No pretérito mês, enquanto decorriam as campanhas eleitorais, dediquei-me à leitura do livro “O Independente – A máquina de triturar políticos”.
Oportunidade para revisitar a política contemporânea, em especial, a segunda metade dos anos oitenta e a primeira metade da década seguinte, do pretérito século, assinalados pelas maiorias conquistadas nas urnas pelo PSD, sendo o mérito do Professor Cavaco Silva, como ficou registado na História.
Para recordar, o jornal “O Independente” surgiu em 1988, tendo como intenção “ressuscitar” a direita conservadora e liberal. Liderado por Miguel Esteves Cardoso, por sua vez secundado por Paulo Portas e Manuel Falcão, “O Independente” marcou uma geração, que passou a seguir semanalmente os escândalos da política nacional e sobretudo, a ter uma noção do que era o Estado e como a “coisa” era administrada.
Ao longo do primeiro capítulo, os autores, dois antigos jornalistas desse jornal, Filipe Santos Costa e Liliana Valente, percorrem as vicissitudes dos Governos do PSD, enquadrando os temas nas vontades do jornal. Os massacres a Cavaco Silva, a Miguel Cadilhe, a Leonor Beleza, a Fernando Nogueira, a João de Deus Pinheiro, além de Duarte Lima, de Dias Loureiro e de Braga de Macedo, são enquadrados pela vontade do jornal em modificar o paradigma da direita portuguesa. O mote era atacar a social-democracia, o centro direita defendido por Cavaco Silva, contrapondo com uma ideia mais liberal, mais direita e menos centro. Poucos dirigentes socais democratas escaparam às manchetes corrosivas do Independente.
A segunda maioria obtida por Cavaco Silva, em 1991, modificou o jornal, que a partir dessa data, como demonstram os autores do livro ao longo do segundo capítulo, passa a suportar um novo projeto político da direita portuguesa, o CDS – PP. Os protagonistas do PSD são os mesmos, o ataque mantém-se cerrado e estende-se à Presidência da República de então, através dos casos de Macau. Paulo Portas assume a direção do jornal e Miguel Esteves Cardoso passa a diretor adjunto, acumulando o cargo com a direção da revista K, um dos projetos editorais mais engraçados daquela época e provavelmente um dos melhores de sempre da imprensa portuguesa.
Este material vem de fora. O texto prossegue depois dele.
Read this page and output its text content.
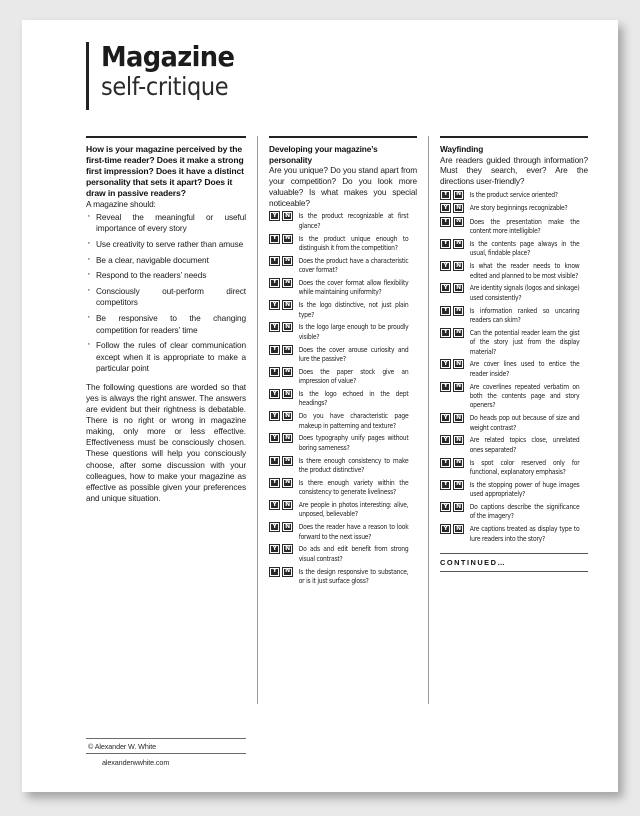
Magazine
self-critique
How is your magazine perceived by the first-time reader? Does it make a strong first impression? Does it have a distinct personality that sets it apart? Does it draw in passive readers?
A magazine should:
· Reveal the meaningful or useful importance of every story
· Use creativity to serve rather than amuse
· Be a clear, navigable document
· Respond to the readers’ needs
· Consciously out-perform direct competitors
· Be responsive to the changing competition for readers’ time
· Follow the rules of clear communication except when it is appropriate to make a particular point

The following questions are worded so that yes is always the right answer. The answers are evident but their rightness is debatable. There is no right or wrong in magazine making, only more or less effective. Effectiveness must be consciously chosen. These questions will help you consciously choose, after some discussion with your colleagues, how to make your magazine as effective as possible given your preferences and unique situation.

Developing your magazine’s personality
Are you unique? Do you stand apart from your competition? Do you look more valuable? Is what makes you special noticeable?
Y	N	Is the product recognizable at first glance?
Y	N	Is the product unique enough to distinguish it from the competition?
Y	N	Does the product have a characteristic cover format?
Y	N	Does the cover format allow flexibility while maintaining uniformity?
Y	N	Is the logo distinctive, not just plain type?
Y	N	Is the logo large enough to be proudly visible?
Y	N	Does the cover arouse curiosity and lure the passive?
Y	N	Does the paper stock give an impression of value?
Y	N	Is the logo echoed in the dept headings?
Y	N	Do you have characteristic page makeup in patterning and texture?
Y	N	Does typography unify pages without boring sameness?
Y	N	Is there enough consistency to make the product distinctive?
Y	N	Is there enough variety within the consistency to generate liveliness?
Y	N	Are people in photos interesting: alive, unposed, believable?
Y	N	Does the reader have a reason to look forward to the next issue?
Y	N	Do ads and edit benefit from strong visual contrast?
Y	N	Is the design responsive to substance, or is it just surface gloss?
Wayfinding
Are readers guided through information? Must they search, ever? Are the directions user-friendly?
Y	N	Is the product service oriented?
Y	N	Are story beginnings recognizable?
Y	N	Does the presentation make the content more intelligible?
Y	N	Is the contents page always in the usual, findable place?
Y	N	Is what the reader needs to know edited and planned to be most visible?
Y	N	Are identity signals (logos and sinkage) used consistently?
Y	N	Is information ranked so uncaring readers can skim?
Y	N	Can the potential reader learn the gist of the story just from the display material?
Y	N	Are cover lines used to entice the reader inside?
Y	N	Are coverlines repeated verbatim on both the contents page and story openers?
Y	N	Do heads pop out because of size and weight contrast?
Y	N	Are related topics close, unrelated ones separated?
Y	N	Is spot color reserved only for functional, explanatory emphasis?
Y	N	Is the stopping power of huge images used appropriately?
Y	N	Do captions describe the significance of the imagery?
Y	N	Are captions treated as display type to lure readers into the story?
CONTINUED…
© Alexander W. White
alexanderwwhite.com
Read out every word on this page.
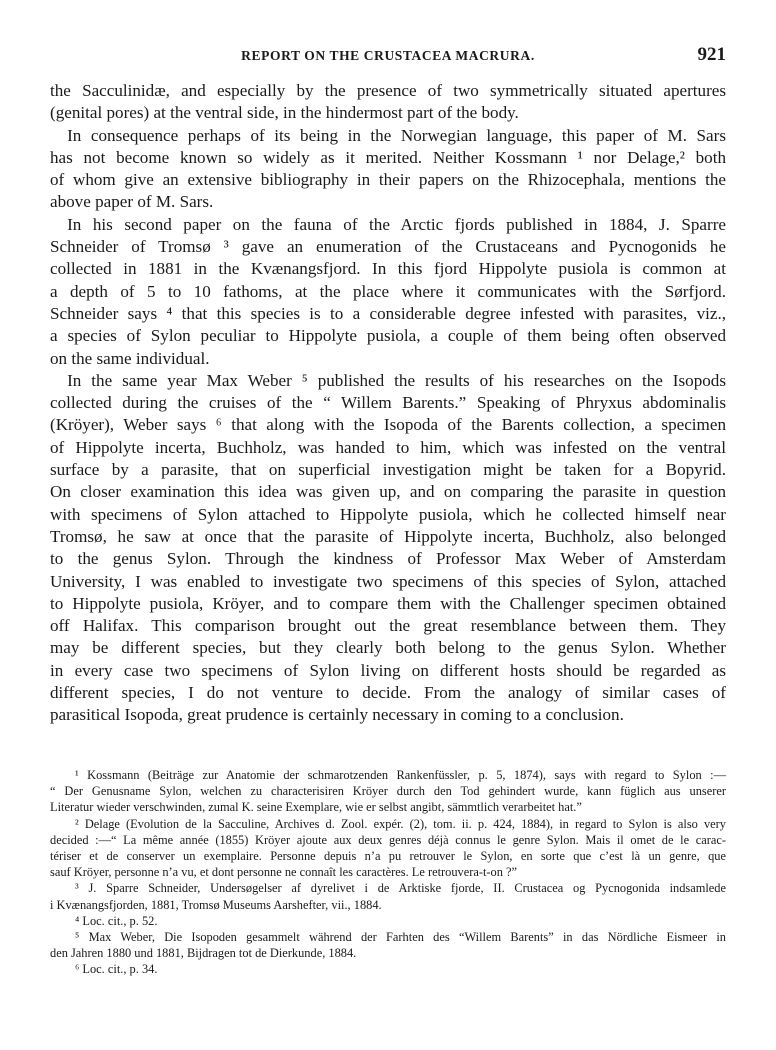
REPORT ON THE CRUSTACEA MACRURA.	921

the Sacculinidæ, and especially by the presence of two symmetrically situated apertures
(genital pores) at the ventral side, in the hindermost part of the body.
 In consequence perhaps of its being in the Norwegian language, this paper of M. Sars
has not become known so widely as it merited. Neither Kossmann ¹ nor Delage,² both
of whom give an extensive bibliography in their papers on the Rhizocephala, mentions the
above paper of M. Sars.
 In his second paper on the fauna of the Arctic fjords published in 1884, J. Sparre
Schneider of Tromsø ³ gave an enumeration of the Crustaceans and Pycnogonids he
collected in 1881 in the Kvænangsfjord. In this fjord Hippolyte pusiola is common at
a depth of 5 to 10 fathoms, at the place where it communicates with the Sørfjord.
Schneider says ⁴ that this species is to a considerable degree infested with parasites, viz.,
a species of Sylon peculiar to Hippolyte pusiola, a couple of them being often observed
on the same individual.
 In the same year Max Weber ⁵ published the results of his researches on the Isopods
collected during the cruises of the “ Willem Barents.” Speaking of Phryxus abdominalis
(Kröyer), Weber says ⁶ that along with the Isopoda of the Barents collection, a specimen
of Hippolyte incerta, Buchholz, was handed to him, which was infested on the ventral
surface by a parasite, that on superficial investigation might be taken for a Bopyrid.
On closer examination this idea was given up, and on comparing the parasite in question
with specimens of Sylon attached to Hippolyte pusiola, which he collected himself near
Tromsø, he saw at once that the parasite of Hippolyte incerta, Buchholz, also belonged
to the genus Sylon. Through the kindness of Professor Max Weber of Amsterdam
University, I was enabled to investigate two specimens of this species of Sylon, attached
to Hippolyte pusiola, Kröyer, and to compare them with the Challenger specimen obtained
off Halifax. This comparison brought out the great resemblance between them. They
may be different species, but they clearly both belong to the genus Sylon. Whether
in every case two specimens of Sylon living on different hosts should be regarded as
different species, I do not venture to decide. From the analogy of similar cases of
parasitical Isopoda, great prudence is certainly necessary in coming to a conclusion.

¹ Kossmann (Beiträge zur Anatomie der schmarotzenden Rankenfüssler, p. 5, 1874), says with regard to Sylon :—
“ Der Genusname Sylon, welchen zu characterisiren Kröyer durch den Tod gehindert wurde, kann füglich aus unserer
Literatur wieder verschwinden, zumal K. seine Exemplare, wie er selbst angibt, sämmtlich verarbeitet hat.”
² Delage (Evolution de la Sacculine, Archives d. Zool. expér. (2), tom. ii. p. 424, 1884), in regard to Sylon is also very
decided :—“ La même année (1855) Kröyer ajoute aux deux genres déjà connus le genre Sylon. Mais il omet de le carac-
tériser et de conserver un exemplaire. Personne depuis n’a pu retrouver le Sylon, en sorte que c’est là un genre, que
sauf Kröyer, personne n’a vu, et dont personne ne connaît les caractères. Le retrouvera-t-on ?”
³ J. Sparre Schneider, Undersøgelser af dyrelivet i de Arktiske fjorde, II. Crustacea og Pycnogonida indsamlede
i Kvænangsfjorden, 1881, Tromsø Museums Aarshefter, vii., 1884.
⁴ Loc. cit., p. 52.
⁵ Max Weber, Die Isopoden gesammelt während der Farhten des “Willem Barents” in das Nördliche Eismeer in
den Jahren 1880 und 1881, Bijdragen tot de Dierkunde, 1884.
⁶ Loc. cit., p. 34.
A mudança editorial do Independente fez-se na promoção de Manuel Monteiro a líder do CDS. Os autores recolheram testemunhos que indicam que o CDS fazia conferências à quinta-feira e o jornal desenvolvia os mesmos assuntos à sexta-feira. O mal-estar vivido pela redação, era apaziguado por Paulo Portas, até que este começou a preparar o seu ingresso na política ativa, deixando o jornal entregue a uma terceira pessoa.
O resto da história é conhecido. Havendo sempre alusões a isso mesmo ao longo do livro. Em 1995, Paulo Portas é candidato pelo CDS – PP pelo distrito de Aveiro. Em 1997, lançou-se na corrida autárquica de Oliveira de Azeméis e em 1998 chega à liderança do partido. Nesse posto, apanha primeiro com as suspeitas do caso Moderna, depois ficou com o orçamento limiano. Aguentou tudo e nas eleições legislativas, de 2002, consegue ser o suporte de uma maioria de direita. Ainda viu o PSD mudar de líder. Fez má cara na tomada de posse de Pedro Santana Lopes e quando perdeu as legislativas, em 2005, saiu de cena, recolhendo-se com várias suspeitas na compra dos submarinos. Nada foi provado e em 2011, nova maioria da direita suportada pelo CDS-PP e de novo Paulo Portas é indigitado ministro. Em meados de 2013, ficou conhecido o episódio irrevogável e chegamos aos dias de hoje.
O livro “O independente – a máquina de triturar políticos” é uma boa compilação de uma época da história do jornalismo português e das suas ligações com a política. Ajuda a perceber como se chegou ao atual estado da direita portuguesa e daí, é possível, extrapolar para a totalidade do espectro. Existe outro aspeto curioso da leitura do livro, a demonstração de como o jornalismo pode ser o quarto poder e, neste caso concreto, como esse poder pode ser usado para influenciar uma determinada facção da sociedade civil, ou mesmo partidária.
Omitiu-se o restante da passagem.